Por Lenio Streck*
Eis uma saia justa para o judiciário brasileiro.
E, como mostrarei, para a PGR.
Explico: Está pacificado no Supremo Tribunal que tratados sobre direitos humanos valem mais do que leis.
Por
exemplo, o Código de Processo Penal poder ser superado por um tratado. O
que importa, mesmo, é que o artigo 5º., § 2º., da CF, dá azo a que se
dê obrigatoriedade a tratados que tratem de direitos humanos.
É o
que se chama de bloco de constitucionalidade. Por essa tese – que
chamamos de monista - é possível sustentar a obrigatoriedade quando se
trata de direitos humanos. É o caso da decisão do Comitê de DH da ONU.
O
Brasil firmou esse pacto que trata da competência do Comitê de direitos
Humanos da ONU sobre assuntos desse tipo.

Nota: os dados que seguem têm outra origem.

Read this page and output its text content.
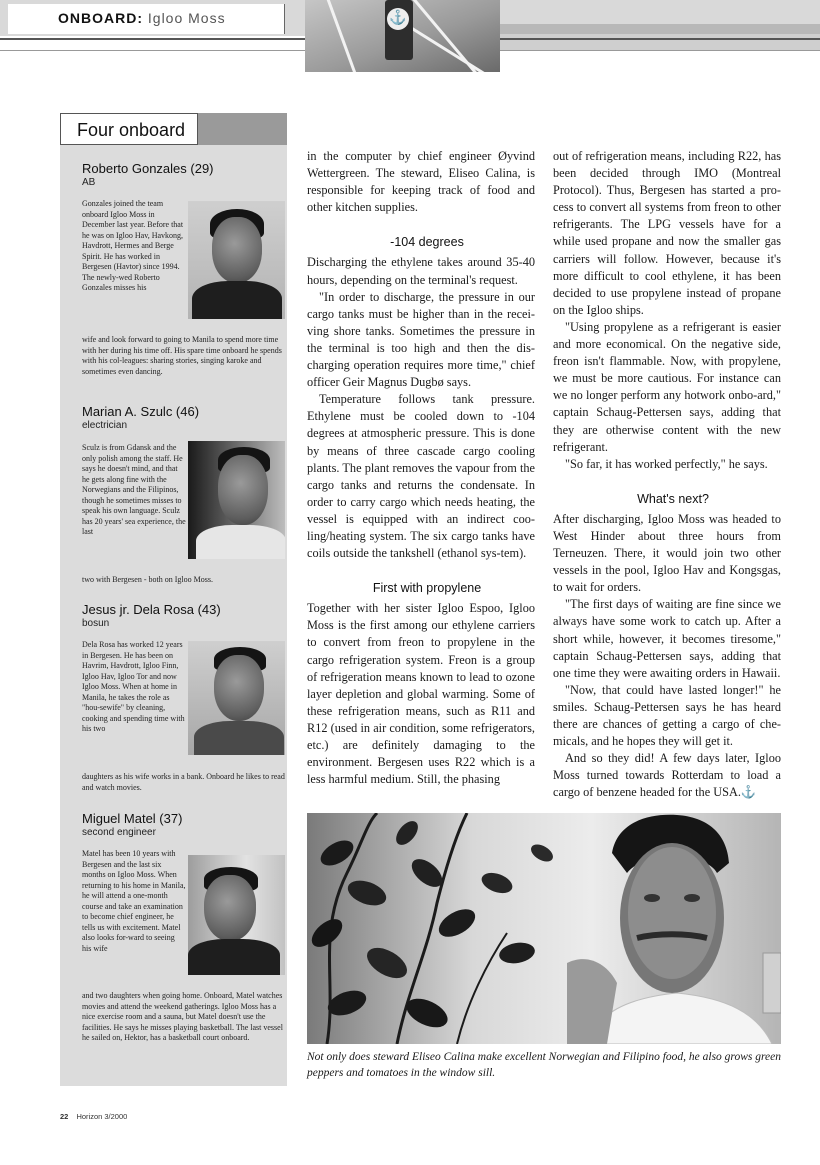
ONBOARD: Igloo Moss	⚓
Four onboard
Roberto Gonzales (29)
AB
Gonzales joined the team onboard Igloo Moss in December last year. Before that he was on Igloo Hav, Havkong, Havdrott, Hermes and Berge Spirit. He has worked in Bergesen (Havtor) since 1994. The newly-wed Roberto Gonzales misses his
wife and look forward to going to Manila to spend more time with her during his time off. His spare time onboard he spends with his col-leagues: sharing stories, singing karoke and sometimes even dancing.
Marian A. Szulc (46)
electrician
Sculz is from Gdansk and the only polish among the staff. He says he doesn't mind, and that he gets along fine with the Norwegians and the Filipinos, though he sometimes misses to speak his own language. Sculz has 20 years' sea experience, the last
two with Bergesen - both on Igloo Moss.
Jesus jr. Dela Rosa (43)
bosun
Dela Rosa has worked 12 years in Bergesen. He has been on Havrim, Havdrott, Igloo Finn, Igloo Hav, Igloo Tor and now Igloo Moss. When at home in Manila, he takes the role as "hou-sewife" by cleaning, cooking and spending time with his two
daughters as his wife works in a bank. Onboard he likes to read and watch movies.
Miguel Matel (37)
second engineer
Matel has been 10 years with Bergesen and the last six months on Igloo Moss. When returning to his home in Manila, he will attend a one-month course and take an examination to become chief engineer, he tells us with excitement. Matel also looks for-ward to seeing his wife
and two daughters when going home. Onboard, Matel watches movies and attend the weekend gatherings. Igloo Moss has a nice exercise room and a sauna, but Matel doesn't use the facilities. He says he misses playing basketball. The last vessel he sailed on, Hektor, has a basketball court onboard.

in the computer by chief engineer Øyvind Wettergreen. The steward, Eliseo Calina, is responsible for keeping track of food and other kitchen supplies.

-104 degrees

Discharging the ethylene takes around 35-40 hours, depending on the terminal's request.

"In order to discharge, the pressure in our cargo tanks must be higher than in the recei-ving shore tanks. Sometimes the pressure in the terminal is too high and then the dis-charging operation requires more time," chief officer Geir Magnus Dugbø says.

Temperature follows tank pressure. Ethylene must be cooled down to -104 degrees at atmospheric pressure. This is done by means of three cascade cargo cooling plants. The plant removes the vapour from the cargo tanks and returns the condensate. In order to carry cargo which needs heating, the vessel is equipped with an indirect coo-ling/heating system. The six cargo tanks have coils outside the tankshell (ethanol sys-tem).

First with propylene

Together with her sister Igloo Espoo, Igloo Moss is the first among our ethylene carriers to convert from freon to propylene in the cargo refrigeration system. Freon is a group of refrigeration means known to lead to ozone layer depletion and global warming. Some of these refrigeration means, such as R11 and R12 (used in air condition, some refrigerators, etc.) are definitely damaging to the environment. Bergesen uses R22 which is a less harmful medium. Still, the phasing

out of refrigeration means, including R22, has been decided through IMO (Montreal Protocol). Thus, Bergesen has started a pro-cess to convert all systems from freon to other refrigerants. The LPG vessels have for a while used propane and now the smaller gas carriers will follow. However, because it's more difficult to cool ethylene, it has been decided to use propylene instead of propane on the Igloo ships.

"Using propylene as a refrigerant is easier and more economical. On the negative side, freon isn't flammable. Now, with propylene, we must be more cautious. For instance can we no longer perform any hotwork onbo-ard," captain Schaug-Pettersen says, adding that they are otherwise content with the new refrigerant.

"So far, it has worked perfectly," he says.

What's next?

After discharging, Igloo Moss was headed to West Hinder about three hours from Terneuzen. There, it would join two other vessels in the pool, Igloo Hav and Kongsgas, to wait for orders.

"The first days of waiting are fine since we always have some work to catch up. After a short while, however, it becomes tiresome," captain Schaug-Pettersen says, adding that one time they were awaiting orders in Hawaii.

"Now, that could have lasted longer!" he smiles. Schaug-Pettersen says he has heard there are chances of getting a cargo of che-micals, and he hopes they will get it.

And so they did! A few days later, Igloo Moss turned towards Rotterdam to load a cargo of benzene headed for the USA.⚓

Not only does steward Eliseo Calina make excellent Norwegian and Filipino food, he also grows green peppers and tomatoes in the window sill.
22 Horizon 3/2000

É uma obrigação jurídica,
politica e moral.
O artigo primeiro é claro. Não esqueçamos que o
então Presidente do Senado Federal, José Sarney, por aprovação do
Congresso Nacional, promulgou o Decreto Legislativo nº 311, de junho de
2009, incorporando o Pacto ao ordenamento brasileiro.
Isso é muito sério.
Como
sempre, essa discussão acabará no STF. Claro que os advogados do
ex-Presidente podem usar a decisão da ONU como preliminar na defesa das
impugnações ao registro. De todo modo, o competente para dizer a palavra
final é o STF acerca do cumprimento ou não da decisão. Mas deveria ser
pacífico esse cumprimento.
Ou seja, há um fato: existe decisão
internacional que, no caso, em caráter provisório, dá um comando à
justiça brasileira, por mais contestações que isso venha a gerar no meio
politico e jurídico. O comitê da ONU decidiu o tema-Lula baseado no
Protocolo Facultativo ao Pacto de Direitos Civis e Políticos. Esse
tratado foi ratificado pelo Brasil em 1992. O STF diz que esse tipo de
tratado é supralegal, ou seja, o tratado vale mais do que qualquer lei.
Simples assim.
E tem mais um detalhe interessante: na ADPF 320,
que o PSOL impetrou sobre uma decisão da Corte Interamericana que
condenou o Brasil à época, a posição da Procuradoria Geral da República
vai nessa linha da obrigação de cumprimento de decisão internacional. Há
uma parte no parecer de Rodrigo Janot em que ele diz: "não é admissivel
que, tendo o Brasil se submetido à jurisdição da CIDH, por ato de
vontade soberana, despreze a validade e a eficácia da sentença. Isso
significa flagrante descumprimento dos compromissos internacionais do
país". A ver, pois. Não é desarrazoado afirmar que a decisão do Comitê
da ONU, ainda que provisória, é equiparável à decisão da CIDH. Portanto,
vamos ver o que dirá a PGR, agora. Se levarmos em conta a posição de
Janot, então chefe da PGR, cabe ADPF junto ao STF para fazer cumprir a
decisão do comitê da ONU. O Brasil deve tomar cuidado para não ficar
mal no contexto internacional.
*Lenio Streck, professor e
advogado, ex-Procurador de Justiça, membro catedrático da academia
brasileira de direito constitucional.